Tuesday, September 18, 2018 | Rosacea , Research and Publications , Galderma


Additional analysis of a global survey conducted and presented earlier this year, as an expert-authored report called Rosacea: Beyond the visible, assists healthcare professionals in identifying the common characteristics of High Burden (HB) rosacea patients. The aim is to increawse tailored treatment regimens to improve patient care.
Results presented during a symposium at the 27th European Academy of Dermatology and Venerology (EADV) Congress in Paris, France, yesterday, reveal that a broader definition of HB patients is needed to help reduce burden in daily practice.
The data analysis classified HB patients based on how severely their condition impacts their quality of life (QoL), the extent to which it influences their behavior and their level of desire for a cure.
“People with rosacea are often judged on their appearance, which impacts them greatly in daily life. If their rosacea is severe, the symptoms are likely to be more significant also, from itching and burning to a permanently red central facial area. However, even people with less severe rosacea report a significant impact on quality of life, which suggests that assessing patients on clinical severity alone is not enough,” said Prof. Dr. Uwe Gieler, Dept. of Dermatology and Clinic of Psychosomatic Medicine and Psychotherapy, Justus-Liebig-University of Giessen, Germany and one of the authors of the Rosacea: Beyond the visible report. “By improving identification of this demographic, dermatologists and other healthcare professionals will be better equipped to tailor treatment to the individual’s needs and ultimately improve care for people living with this chronic skin disease.”
The data revealed HB rosacea patients were significantly younger, employed and more likely to be male, compared to their less HB peers. Another characteristic defined included an increase in skin sensations (such as itching 48 percent vs 37 percent and pain 23 percent vs 13 percent) in comparison with their less HB peers over the last 12 months.

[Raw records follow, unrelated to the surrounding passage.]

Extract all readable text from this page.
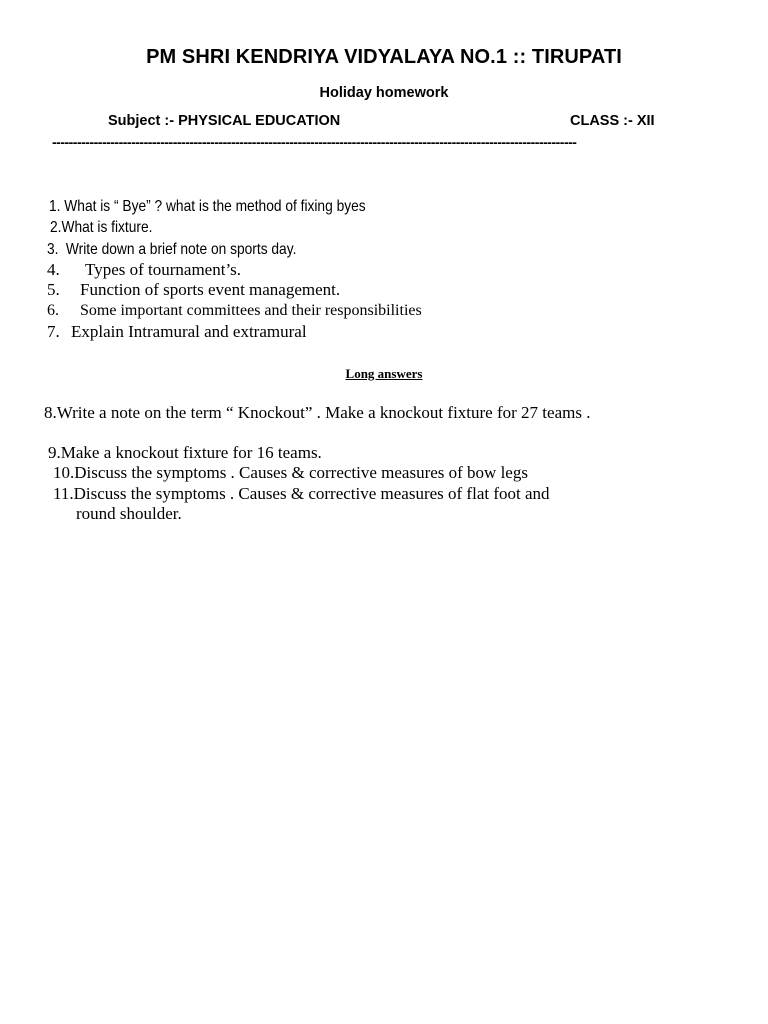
PM SHRI KENDRIYA VIDYALAYA NO.1 :: TIRUPATI
Holiday homework
Subject :- PHYSICAL EDUCATION	CLASS :- XII
------------------------------------------------------------------------------------------------------------------------------
1. What is “ Bye” ? what is the method of fixing byes
2.What is fixture.
3. Write down a brief note on sports day.
4. Types of tournament’s.
5. Function of sports event management.
6. Some important committees and their responsibilities
7. Explain Intramural and extramural
Long answers
8.Write a note on the term “ Knockout” . Make a knockout fixture for 27 teams .
9.Make a knockout fixture for 16 teams.
10.Discuss the symptoms . Causes & corrective measures of bow legs
11.Discuss the symptoms . Causes & corrective measures of flat foot and
round shoulder.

HB risk is affected by severity of symptoms; however, this state can be associated with any severity of rosacea. When looking over 12 months, HB patients were shown to have a significant increase in risk of experiencing an impact on daily activities, such as their skin care regime, as well as experiencing discomfort due to their disease when compared to non-HB patients. Other risk-factors included; a family history of rosacea and an increase of rosacea-related Emergency Rooms visits.
Experts concluded that healthcare professionals treating rosacea patients should include questions relating to burden in everyday practice, to ensure treatment is aligned with patients’ disease experience, not just disease severity.
The presentation is titled “Defining High Burden Patients” (Gieler, U. et al., 27th European Academy of Dermatology and Venerology (EADV) Congress, 13 September 2018).